Складки на лице Мойкова углубились.
– Только не на улице. Там их гоняет полиция.
– Тогда в борделях?
– Там полиция их тоже гоняет.
– Тогда как же американцы размножаются?
– В честном буржуазном браке под присмотром всемогущественных женских союзов.
Признаться, я был изумлен. Похоже, в Америке проституток преследовали не меньше, чем в Европе эмигрантов.
– Я буду осмотрителен, – пообещал я. – Да и английский у меня не тот, чтобы с женщинами заигрывать.
Я вышел на улицу, которая распростерлась передо мной во всей своей стерильной непорочности. В этот час в Париже проститутки цокали по тротуарам на своих высоких каблучках либо стояли в полутьме под синими фонарями бомбоубежищ. Их живучее племя не ведало страха даже перед гестапо. Они же оказывались случайными спутницами нашего брата беженца, когда тот, одурев от одиночества и самого себя, наскребал немного денег на скоротечный час безличной покупной ласки. Я смотрел на прилавки деликатесных магазинов, что ломились от изобилия ветчин, колбас, сыров, ананасов. «Прощайте, милые подруги парижских ночей! – думал я. – Судя по всему, мне уготованы здесь муки анахорета и услады рукоблудия!»

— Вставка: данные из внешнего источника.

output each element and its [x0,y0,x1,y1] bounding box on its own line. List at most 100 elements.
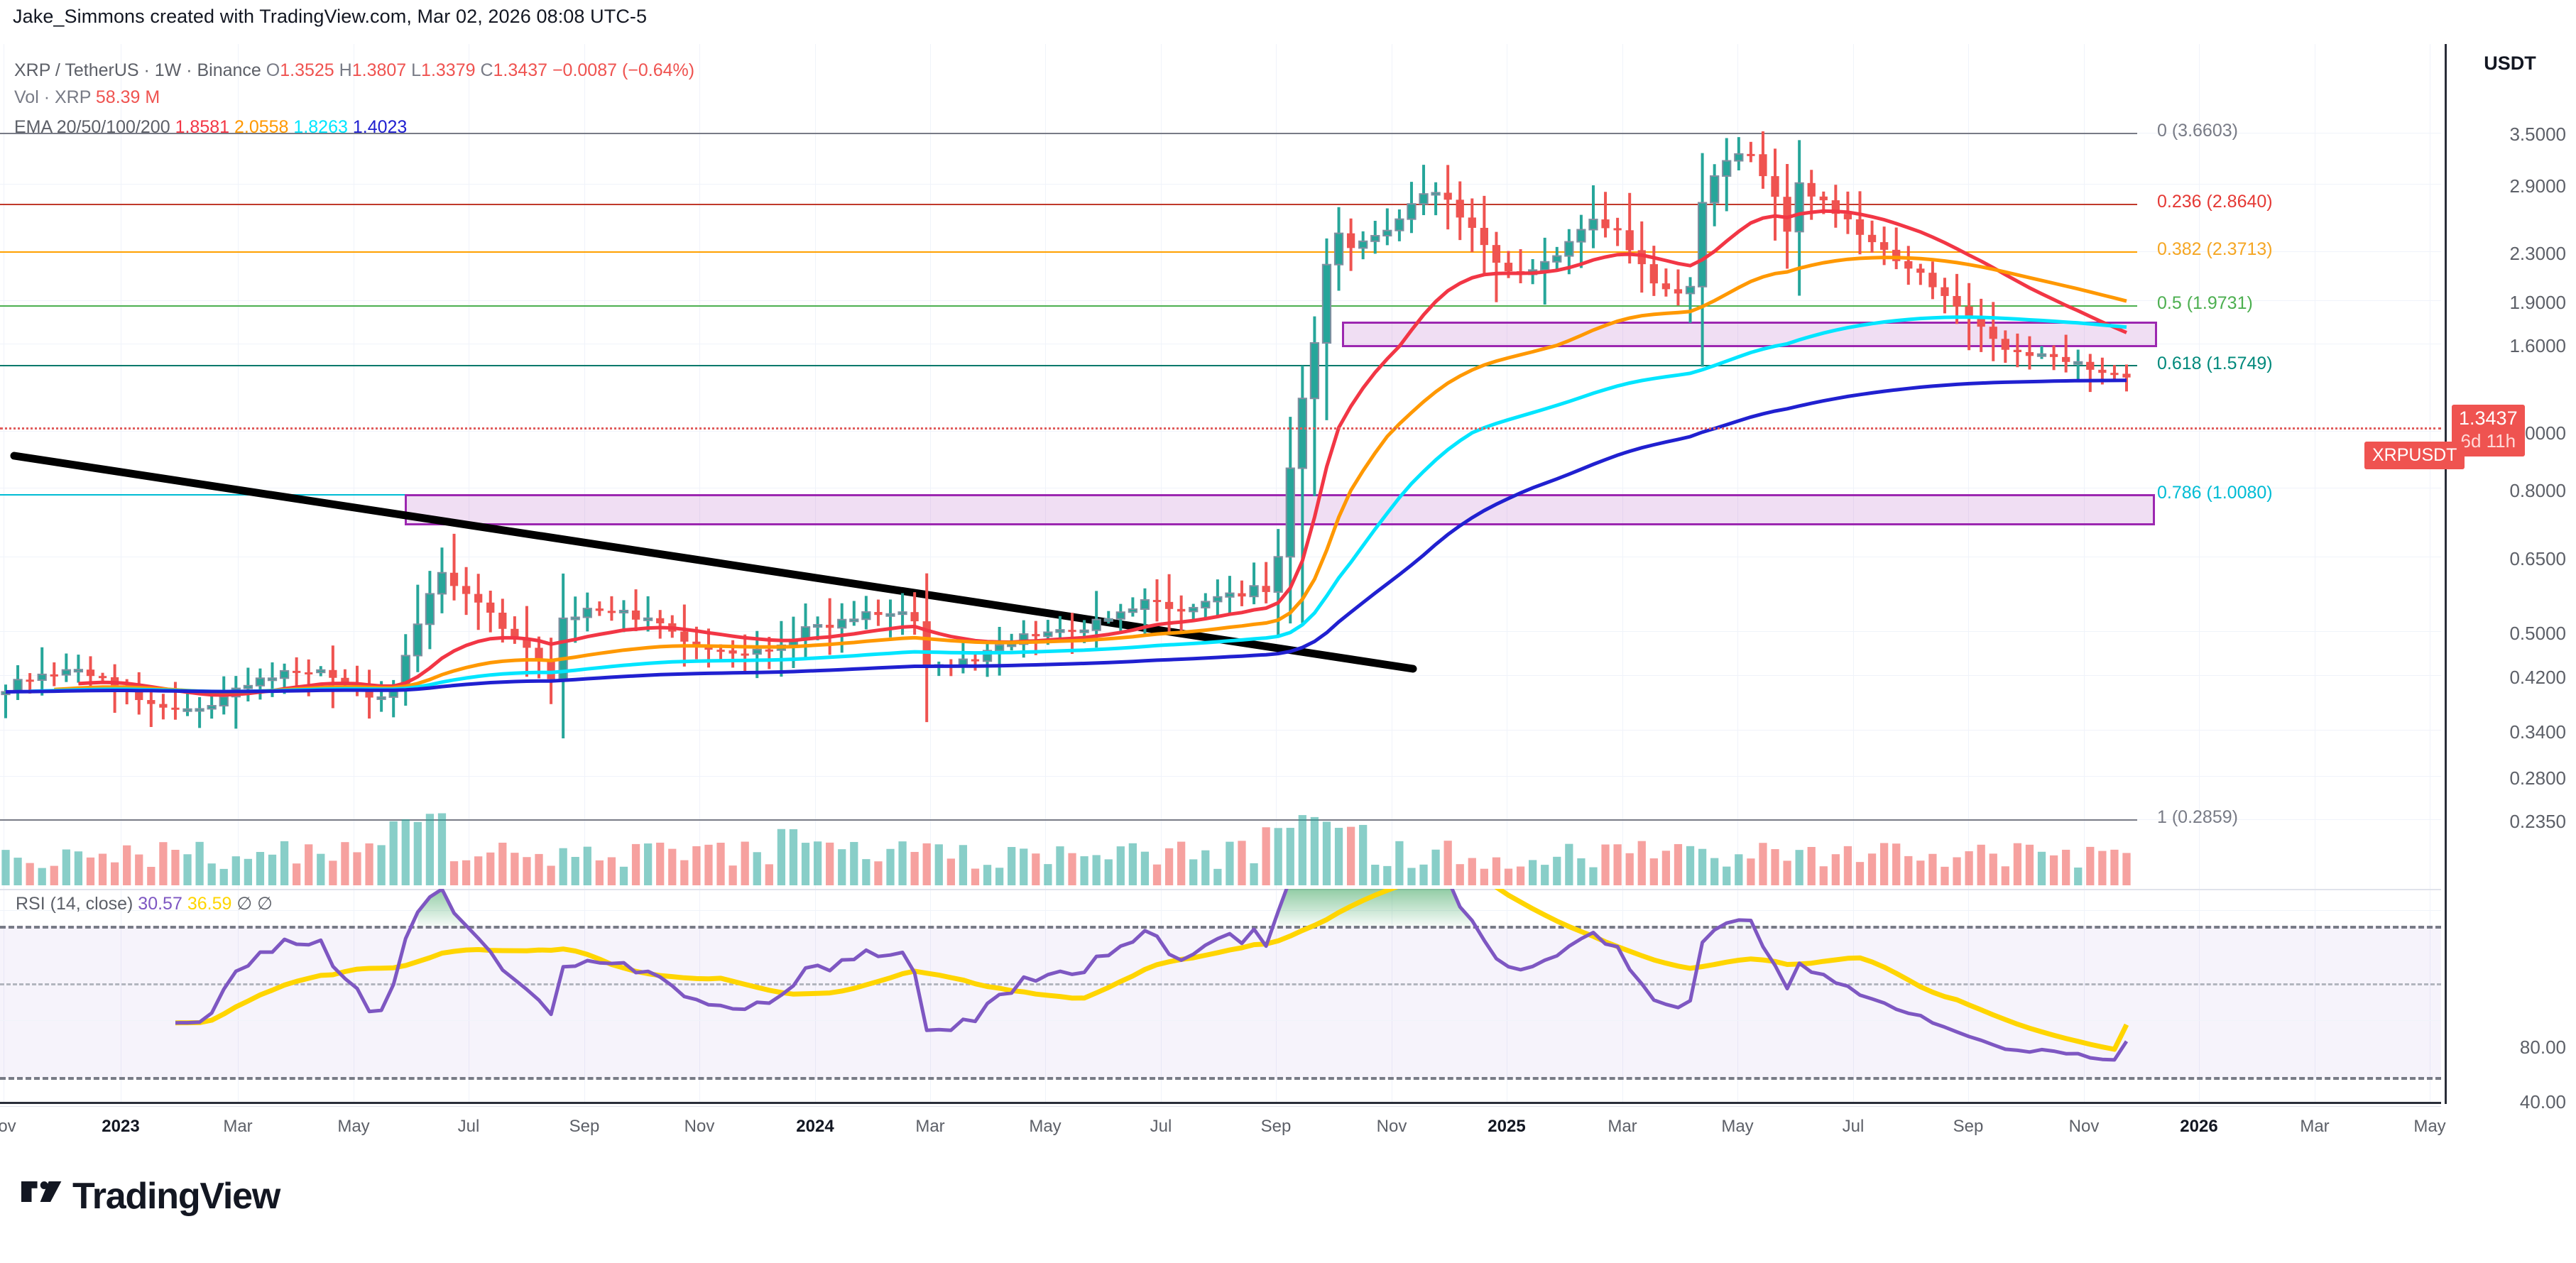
fib-label-5: 0.5 (1.9731) [2157,293,2253,313]
support-zone-upper[interactable] [1342,322,2157,347]
price-tick: 2.3000 [2509,243,2566,264]
legend-ema-row[interactable]: EMA 20/50/100/200 1.8581 2.0558 1.8263 1… [14,114,694,141]
grid-line-vertical [2084,44,2085,1104]
grid-line-vertical [1853,44,1854,1104]
grid-line-vertical [930,44,931,1104]
price-tick: 2.9000 [2509,175,2566,197]
legend-change: −0.0087 (−0.64%) [552,60,695,80]
fib-line-382 [0,251,2137,253]
rsi-ma-value: 36.59 [187,894,232,914]
legend-symbol-row[interactable]: XRP / TetherUS · 1W · Binance O1.3525 H1… [14,57,694,84]
legend-low-value: 1.3379 [421,60,476,80]
grid-line-horizontal [0,431,2441,432]
price-chart-plot-area[interactable]: XRP / TetherUS · 1W · Binance O1.3525 H1… [0,44,2441,1104]
price-tick: 1.9000 [2509,292,2566,313]
candlestick-series[interactable] [1,131,2131,739]
time-tick: May [2413,1117,2446,1136]
legend-symbol: XRP / TetherUS · 1W · Binance [14,60,261,80]
legend-low-label: L [411,60,422,80]
tradingview-logo[interactable]: TradingView [21,1175,280,1218]
pane-separator [0,889,2441,890]
rsi-grid-line [0,910,2441,911]
currency-chip[interactable]: USDT [2456,48,2564,79]
ema100-line [30,315,2127,694]
rsi-oversold-line [0,1077,2441,1080]
fib-label-382: 0.382 (2.3713) [2157,239,2273,259]
ema50-line [54,256,2127,694]
grid-line-vertical [1161,44,1162,1104]
legend-ema50-value: 2.0558 [234,117,289,137]
grid-line-vertical [2199,44,2200,1104]
legend-high-label: H [339,60,352,80]
fib-line-1 [0,819,2137,821]
grid-line-vertical [1622,44,1623,1104]
time-tick: Jul [1842,1117,1865,1136]
grid-line-vertical [238,44,239,1104]
grid-line-vertical [584,44,585,1104]
rsi-indicator-pane[interactable]: RSI (14, close) 30.57 36.59 ∅ ∅ [0,889,2441,1104]
grid-line-vertical [1968,44,1969,1104]
legend-ema20-value: 1.8581 [175,117,230,137]
time-tick: Mar [2300,1117,2330,1136]
price-tick: 0.2350 [2509,811,2566,832]
fib-label-1: 1 (0.2859) [2157,807,2238,827]
time-tick: Nov [1376,1117,1407,1136]
attribution-text: Jake_Simmons created with TradingView.co… [13,6,648,27]
legend-ema100-value: 1.8263 [293,117,348,137]
current-price-line [0,427,2441,430]
time-tick: ov [0,1117,16,1136]
price-scale[interactable]: USDT 3.5000 2.9000 2.3000 1.9000 1.6000 … [2445,44,2576,1112]
volume-series[interactable] [1,813,2131,885]
time-tick: Sep [1953,1117,1984,1136]
legend-open-value: 1.3525 [280,60,334,80]
legend-ema200-value: 1.4023 [352,117,408,137]
price-tick: 0.3400 [2509,721,2566,743]
fib-line-5 [0,305,2137,307]
current-price-value: 1.3437 [2459,408,2518,429]
legend-ema-label: EMA 20/50/100/200 [14,117,170,137]
rsi-legend[interactable]: RSI (14, close) 30.57 36.59 ∅ ∅ [16,893,273,914]
rsi-tick: 40.00 [2519,1091,2566,1112]
grid-line-horizontal [0,184,2441,185]
grid-line-vertical [699,44,700,1104]
rsi-overbought-line [0,926,2441,929]
rsi-line [175,889,2129,1062]
rsi-bottom-axis [0,1102,2441,1104]
rsi-grid-line [0,1020,2441,1021]
ema200-line [5,378,2127,694]
fib-label-0: 0 (3.6603) [2157,121,2238,141]
time-tick: Nov [2068,1117,2100,1136]
price-scale-divider [2445,44,2447,1104]
time-tick: Mar [915,1117,945,1136]
time-scale[interactable]: ov 2023 Mar May Jul Sep Nov 2024 Mar May… [0,1106,2446,1148]
symbol-price-tag[interactable]: XRPUSDT [2364,442,2465,469]
legend-volume-value: 58.39 M [95,87,160,107]
rsi-overbought-fill [417,889,1751,926]
grid-line-horizontal [0,730,2441,731]
fib-label-236: 0.236 (2.8640) [2157,192,2273,212]
chart-frame: XRP / TetherUS · 1W · Binance O1.3525 H1… [0,44,2576,1148]
price-tick: 0.5000 [2509,623,2566,644]
fib-line-236 [0,204,2137,205]
price-tick: 0.4200 [2509,667,2566,688]
rsi-value: 30.57 [138,894,182,914]
legend-close-label: C [480,60,493,80]
legend-volume-label: Vol · XRP [14,87,91,107]
time-tick: Jul [1150,1117,1172,1136]
fib-label-618: 0.618 (1.5749) [2157,354,2273,373]
time-tick-year: 2026 [2180,1117,2218,1136]
legend-volume-row[interactable]: Vol · XRP 58.39 M [14,84,694,111]
rsi-midline [0,983,2441,985]
tradingview-mark-icon [21,1181,62,1203]
price-tick: 0.8000 [2509,480,2566,501]
grid-line-horizontal [0,776,2441,777]
time-tick-year: 2024 [796,1117,834,1136]
time-tick: May [1721,1117,1754,1136]
rsi-ma-line [175,889,2129,1052]
price-tick: 3.5000 [2509,124,2566,145]
rsi-series-svg [175,889,2129,1062]
support-zone-lower[interactable] [405,494,2155,525]
footer: TradingView [0,1148,2576,1263]
time-tick: Jul [457,1117,480,1136]
chart-legend: XRP / TetherUS · 1W · Binance O1.3525 H1… [14,57,694,141]
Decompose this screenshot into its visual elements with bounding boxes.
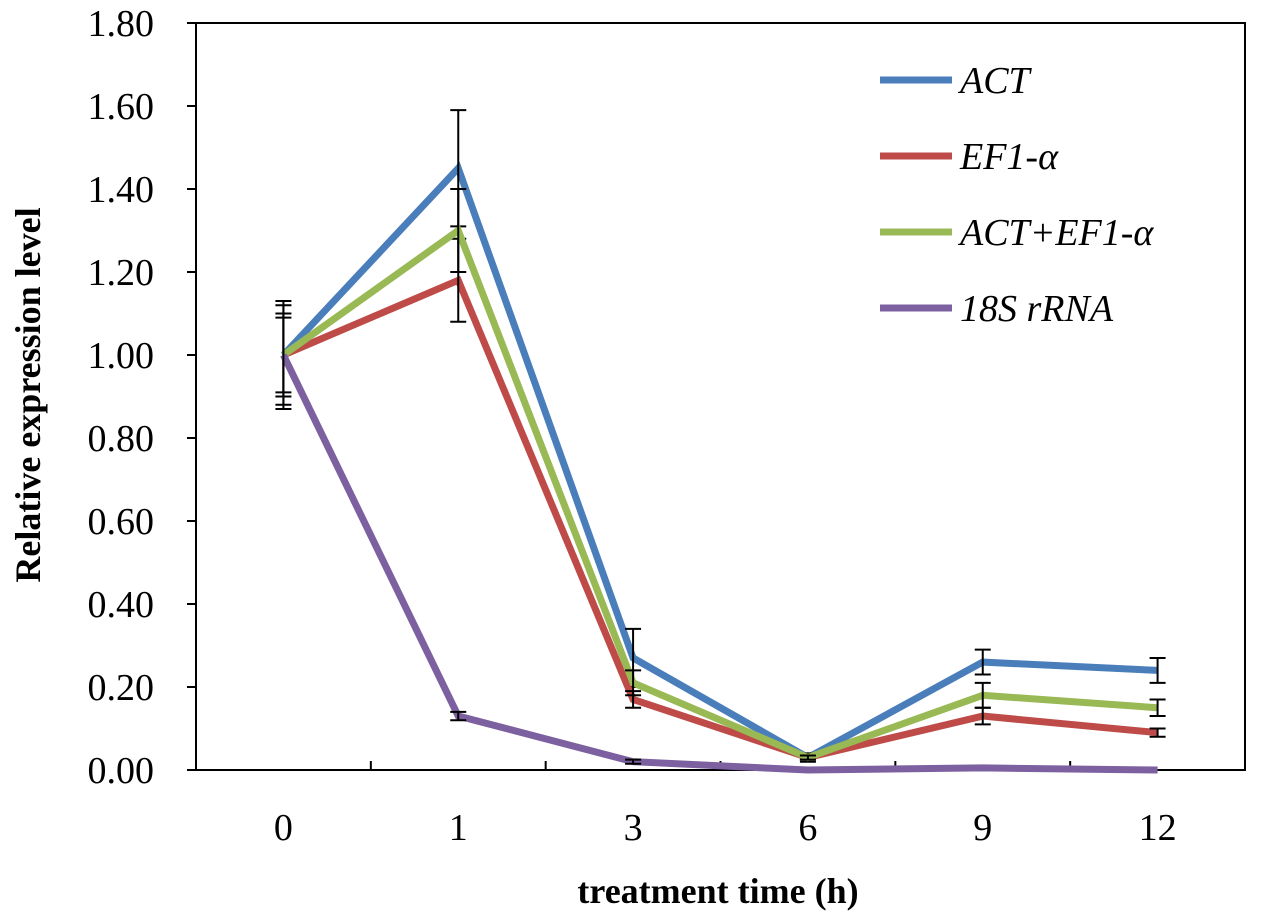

Я остановился перед магазинчиком, на картонной вывеске которого значилось: «Горячие пастрами». Это была лавочка деликатесов. Даже в этот поздний час дверь была открыта. Похоже, в Нью-Йорке и впрямь нет комендантского часа.
– Порцию горячих пастрами, – твердо сказал я.
– On rye?[8 - С черным? (англ.)] – Продавец показал на черный хлеб.
Я кивнул.
– И с огурцом. – Я ткнул в маринованный огурец.
Продавец придвинул ко мне тарелку. Я уселся на высокий табурет возле стойки и принялся за еду. Я понятия не имел, что такое пастрами. Оказалось, это горячее консервированное мясо, очень вкусное. Все, что я ел в эти дни, было невероятно вкусно. К тому же я постоянно был голоден и ел с удовольствием. На острове Эллис вся еда имела какой-то странный привкус; поговаривали, что туда добавляют соду – для подавления полового инстинкта.
Кроме меня, за стойкой сидела еще только очень хорошенькая девушка. Сидела так тихо, что казалось, лицо у нее из мрамора. Покрытые лаком волосы гладко облегали ее точеную головку египетского сфинкса. Она была сильно накрашена. В Париже я бы решил, что это проститутка; там только шлюхи так красятся.
Мне вспомнился Хирш. Я был у него сегодня после обеда.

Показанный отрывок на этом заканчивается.